On Tuesday November 3, 2020, Oregon became the first state to legalize psychedelic mushrooms. Approximately 56 percent of Oregon voters cast their ballots in favor of Measure 109, which legalized psilocybin, commonly referred to as psychedelic or “magic” mushrooms, for therapeutic use in supervised environments. The new Oregon measure will allow people in the state who are age 21 or older to access psychedelic mushrooms for personal development upon passing a screening conducted by a qualified therapist. People who use the drug will be able to do so at a psilocybin service center, with the supervision of a designated service facilitator. Oregon will have a two-year planning period, in which lawmakers will determine how the drug will be regulated, including qualifications for therapists intending to prescribe psychedelic mushrooms and for psilocybin facilitators. The program will be regulated by the Oregon Health Authority.
Voters in the District of Columbia also voted in the November election in favor of modifying criminal enforcement of the use of psilocybin (as well as other designated drugs), with a landslide of approximately 76 percent of voters in favor of the new law. Measure 81 directs police in the District of Columbia to treat non-commercial growing, distribution, possession, and use of “entheogenic plants and fungi” as among their lowest enforcement priorities.
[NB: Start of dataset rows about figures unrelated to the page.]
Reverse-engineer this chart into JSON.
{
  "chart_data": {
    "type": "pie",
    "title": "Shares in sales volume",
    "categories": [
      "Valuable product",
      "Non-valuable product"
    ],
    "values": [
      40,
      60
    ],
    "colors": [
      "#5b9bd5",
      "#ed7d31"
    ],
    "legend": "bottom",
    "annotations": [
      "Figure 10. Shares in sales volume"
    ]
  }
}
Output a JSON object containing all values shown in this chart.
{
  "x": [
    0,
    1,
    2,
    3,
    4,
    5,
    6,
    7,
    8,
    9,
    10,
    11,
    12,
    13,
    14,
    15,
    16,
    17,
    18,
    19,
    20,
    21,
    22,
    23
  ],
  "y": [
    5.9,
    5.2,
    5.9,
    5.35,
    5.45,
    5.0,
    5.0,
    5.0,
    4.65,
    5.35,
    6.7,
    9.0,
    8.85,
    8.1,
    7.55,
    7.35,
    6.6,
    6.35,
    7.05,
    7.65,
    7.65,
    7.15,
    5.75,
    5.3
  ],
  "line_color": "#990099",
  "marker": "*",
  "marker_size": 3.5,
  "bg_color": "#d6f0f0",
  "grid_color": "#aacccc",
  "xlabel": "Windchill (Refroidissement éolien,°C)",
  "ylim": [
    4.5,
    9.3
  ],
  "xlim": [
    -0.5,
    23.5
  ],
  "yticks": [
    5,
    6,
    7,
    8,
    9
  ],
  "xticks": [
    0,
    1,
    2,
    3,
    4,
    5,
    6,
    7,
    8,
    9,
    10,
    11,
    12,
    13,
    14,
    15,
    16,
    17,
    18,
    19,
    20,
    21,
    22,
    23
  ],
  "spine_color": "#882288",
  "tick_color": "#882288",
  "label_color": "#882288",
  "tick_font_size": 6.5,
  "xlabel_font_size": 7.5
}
Oregon and the District of Columbia follow a number of cities across the country that have decriminalized the use of psychedelic mushrooms. For example, in May 2019, Denver was the first U.S. city to decriminalize the use of psychedelic mushrooms. With a slim majority, Denver voters narrowly approved Ordinance 301, which decriminalized the possession of psychedelic mushrooms for adults age 21 or older. A number of U.S. cities have followed suit with similar laws, such as Ann Arbor, Mich., and Oakland and Santa Cruz, Calif.
So, how does one explain the legalization trend for psychedelic mushroom across U.S. jurisdictions? The answer likely relates to promising research results for psychedelic mushrooms as a therapeutic treatment. Research conducted at institutions, such as John Hopkins University, the University of California Los Angeles, and Imperial College in London suggest that psychedelic mushroom therapy could be helpful for patients experiencing depression, Post Traumatic Stress Disorder (PTSD), and addiction. In Oregon, the potential therapeutic value of psychedelic mushrooms for individuals experiencing addiction prompted psychotherapists Sheri and Thomas Eckert to introduce and support Oregon’s Measure 109. As cities and states across the United States look to alternative therapies to help treat patients, the legalization trend for psychedelic mushrooms may follow cannabis legalization trends.